AZ Pandemic Related Case – Watchlist Important

My firm (shared with my co-founder) H2 Healthcare, LLC does a lot of legal work, primarily forensic and litigation support. My wife (and partner), Diane Hislop, RN, is likely the foremost (or certainly, top few) clinical compliance experts in the country in terms of senior living and post-acute care. This means, as a group, we pay attention to lots of compliance topics and of course, to court cases that are potentially relevant. An Arizona case fits that bill.

In Roebuck v. Mayo Clinic, the Arizona Appeals Court found that a COVID-19 liability shield law, passed to provide wide-birth, liability protection against COVID cases born or potentially, born within provider environments, was unconstitutional. In this case, the setting was/is a Mayo Clinic hospital.  The decision however, effects all covered entities under the Arizona law (including Assisted Living, Skilled Nursing, etc.) The decision is available here: AZ Court of Appeals Roebuck v Mayo Clinic

The law, retroactive to March 2020 when passed and signed in 2021 by then Gov. Ducey, seeks to provide immunity to a broad category of persons and institutions.

  1. A person who furnishes consumer or business goods or services or entertainment.
  2. An educational institution or district.
  3. A school district or charter school.
  4. A property owner, property manager or property lessor or lessee.
  5. A nonprofit organization.
  6. A religious institution.
  7. Th[e] State [of Arizona] or an agency or instrumentality of th[e] state.
  8. A local government or political subdivision of th[e] state, including a department, agency or commission of a local government or political subdivision of th[e] state
  9. A service provider as defined in [Arizona Revised Statutes] Section 36-551.
  10. A health professional as defined in [Arizona Revised Statutes] Section 32-3201, including a person who is supervised by the health professional in the course of providing health care services.
  11. A health care institution as defined in [Arizona Revised Statutes] Section 36-401.

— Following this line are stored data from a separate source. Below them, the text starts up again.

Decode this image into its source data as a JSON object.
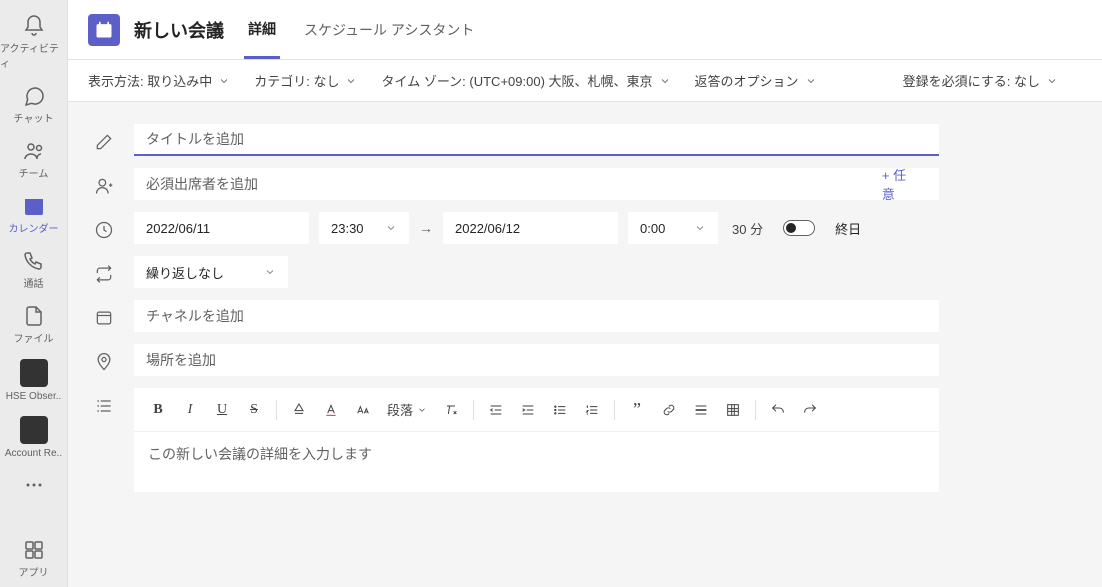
{
  "rail": {
    "items": [
      {
        "label": "アクティビティ"
      },
      {
        "label": "チャット"
      },
      {
        "label": "チーム"
      },
      {
        "label": "カレンダー"
      },
      {
        "label": "通話"
      },
      {
        "label": "ファイル"
      }
    ],
    "apps": [
      "HSE Obser..",
      "Account Re.."
    ],
    "apps_label": "アプリ"
  },
  "header": {
    "title": "新しい会議",
    "tabs": [
      "詳細",
      "スケジュール アシスタント"
    ]
  },
  "options": {
    "show_as": "表示方法: 取り込み中",
    "category": "カテゴリ: なし",
    "timezone": "タイム ゾーン: (UTC+09:00) 大阪、札幌、東京",
    "response": "返答のオプション",
    "registration": "登録を必須にする: なし"
  },
  "form": {
    "title_placeholder": "タイトルを追加",
    "attendee_placeholder": "必須出席者を追加",
    "optional_label": "+ 任意",
    "date_start": "2022/06/11",
    "time_start": "23:30",
    "date_end": "2022/06/12",
    "time_end": "0:00",
    "duration": "30 分",
    "allday": "終日",
    "recurrence": "繰り返しなし",
    "channel_placeholder": "チャネルを追加",
    "location_placeholder": "場所を追加",
    "rte_para": "段落",
    "rte_placeholder": "この新しい会議の詳細を入力します"
  }
}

What is delineated as protected or “shielded” is defined as follows.

  • “A person or provider that acts in good faith to protect” another individual “from injury from the public health pandemic is not liable for damages in any civil action for any injury, death or loss to person or property.”
  • SB 1377 creates a presumption that “[a] person or provider … acted in good faith if the person or provider adopted and implemented reasonable policies related to the public health pandemic.”
  • To overcome this good faith presumption, an injured individual must prove “by clear and convincing evidence that the person or provider failed to act or acted and the failure to act or action was due to … willful misconduct or gross negligence.”

(the above information courtesy of Ogletree Deakins)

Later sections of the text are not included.